Higher-end products also are suffering. Audi, China’s best-selling luxury car maker, was providing 1.2 billion yuan (R2.43 billion) in financial aid to dealers in the country as demand for luxury vehicles slowed, people with knowledge of the matter said this week. The car manufacturer also lowered its sales target for this year, they said.

Some investors and companies, though, already are anticipating a rebound in business, fuelled by China’s demographics and market-friendly policies. Investec’s Haynes said he would be looking to buy shares of companies such as Burberry if they slumped on disappointing news out of China.

“I’m an incurable China optimist,” Haynes said. “These are 1.3 billion people who are becoming part of our world. They’re consuming more, they want what we want, they have a government that wants them to have what we have and they have no interest in creating disorder in the world.”

Companies, too, are betting on a rebound. Netflix aimed to introduce its internet TV service in China next year, the company said last week. Unilever this week announced a partnership with e-commerce giant Alibaba Group to help the Anglo-Dutch consumer-goods company better reach Chinese customers.

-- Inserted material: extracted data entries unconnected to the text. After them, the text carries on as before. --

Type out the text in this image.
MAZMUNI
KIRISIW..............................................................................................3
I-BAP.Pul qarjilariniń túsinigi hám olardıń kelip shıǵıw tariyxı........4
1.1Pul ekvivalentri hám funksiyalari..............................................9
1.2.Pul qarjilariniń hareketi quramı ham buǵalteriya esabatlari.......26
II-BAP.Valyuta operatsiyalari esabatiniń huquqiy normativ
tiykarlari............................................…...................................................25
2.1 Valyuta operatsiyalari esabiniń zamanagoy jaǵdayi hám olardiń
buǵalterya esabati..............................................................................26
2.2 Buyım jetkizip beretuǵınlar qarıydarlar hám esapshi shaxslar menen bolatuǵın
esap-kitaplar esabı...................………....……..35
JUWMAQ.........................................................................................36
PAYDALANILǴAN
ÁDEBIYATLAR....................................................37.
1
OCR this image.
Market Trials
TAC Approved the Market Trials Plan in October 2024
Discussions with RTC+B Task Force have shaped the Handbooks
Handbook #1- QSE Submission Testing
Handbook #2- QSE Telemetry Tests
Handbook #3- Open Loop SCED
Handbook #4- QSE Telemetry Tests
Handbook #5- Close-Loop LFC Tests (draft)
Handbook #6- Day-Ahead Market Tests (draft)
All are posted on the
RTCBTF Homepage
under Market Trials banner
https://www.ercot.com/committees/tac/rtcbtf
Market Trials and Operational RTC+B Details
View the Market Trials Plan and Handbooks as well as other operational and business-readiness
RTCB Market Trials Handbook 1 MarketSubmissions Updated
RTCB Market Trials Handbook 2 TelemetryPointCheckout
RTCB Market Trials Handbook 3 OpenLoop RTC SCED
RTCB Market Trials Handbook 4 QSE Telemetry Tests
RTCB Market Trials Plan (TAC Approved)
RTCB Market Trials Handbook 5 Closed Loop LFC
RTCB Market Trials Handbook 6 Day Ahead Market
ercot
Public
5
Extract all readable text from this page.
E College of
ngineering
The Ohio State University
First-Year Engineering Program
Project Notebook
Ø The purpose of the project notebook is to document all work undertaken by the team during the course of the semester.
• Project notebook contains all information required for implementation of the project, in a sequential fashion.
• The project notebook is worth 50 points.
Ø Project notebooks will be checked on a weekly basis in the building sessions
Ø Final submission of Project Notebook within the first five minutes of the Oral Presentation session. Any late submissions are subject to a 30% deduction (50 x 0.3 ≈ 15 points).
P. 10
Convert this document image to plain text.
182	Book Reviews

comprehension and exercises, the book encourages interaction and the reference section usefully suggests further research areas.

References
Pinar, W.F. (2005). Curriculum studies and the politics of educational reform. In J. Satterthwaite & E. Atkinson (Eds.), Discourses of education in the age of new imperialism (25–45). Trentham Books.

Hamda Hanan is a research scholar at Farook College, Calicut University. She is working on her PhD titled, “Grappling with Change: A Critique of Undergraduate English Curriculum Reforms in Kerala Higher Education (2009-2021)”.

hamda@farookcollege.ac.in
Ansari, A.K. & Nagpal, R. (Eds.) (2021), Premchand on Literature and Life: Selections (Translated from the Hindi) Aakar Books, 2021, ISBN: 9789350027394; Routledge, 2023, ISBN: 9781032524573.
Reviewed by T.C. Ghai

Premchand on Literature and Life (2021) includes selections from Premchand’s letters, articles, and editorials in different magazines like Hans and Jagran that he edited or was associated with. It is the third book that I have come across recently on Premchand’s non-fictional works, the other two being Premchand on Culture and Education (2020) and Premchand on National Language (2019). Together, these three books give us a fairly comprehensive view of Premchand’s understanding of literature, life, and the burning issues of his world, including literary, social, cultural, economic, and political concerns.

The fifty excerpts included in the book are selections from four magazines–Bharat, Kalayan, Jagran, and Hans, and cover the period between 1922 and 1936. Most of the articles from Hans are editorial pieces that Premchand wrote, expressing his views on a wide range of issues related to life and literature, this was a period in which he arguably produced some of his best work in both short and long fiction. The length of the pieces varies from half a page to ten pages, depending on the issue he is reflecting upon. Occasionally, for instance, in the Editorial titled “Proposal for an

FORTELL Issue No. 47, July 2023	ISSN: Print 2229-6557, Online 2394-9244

Kone, the Finnish elevator maker that gets about one-third of sales from the country, will highlight that business at a briefing for investors in Shanghai in September.

For many companies, though, business in China will get worse before it gets better.

In Sweden, SKF, the world’s biggest manufacturer of bearings, last week predicted demand would drop this quarter as clients from car makers to mining companies saw weakening orders from China. Assa Abloy, the Stockholm-based company that makes Yale locks, predicts a 5 percent to 10 percent drop in China sales in the second half.

“It is a clear slowdown in demand,” chief executive Johan Molin said in an interview last week.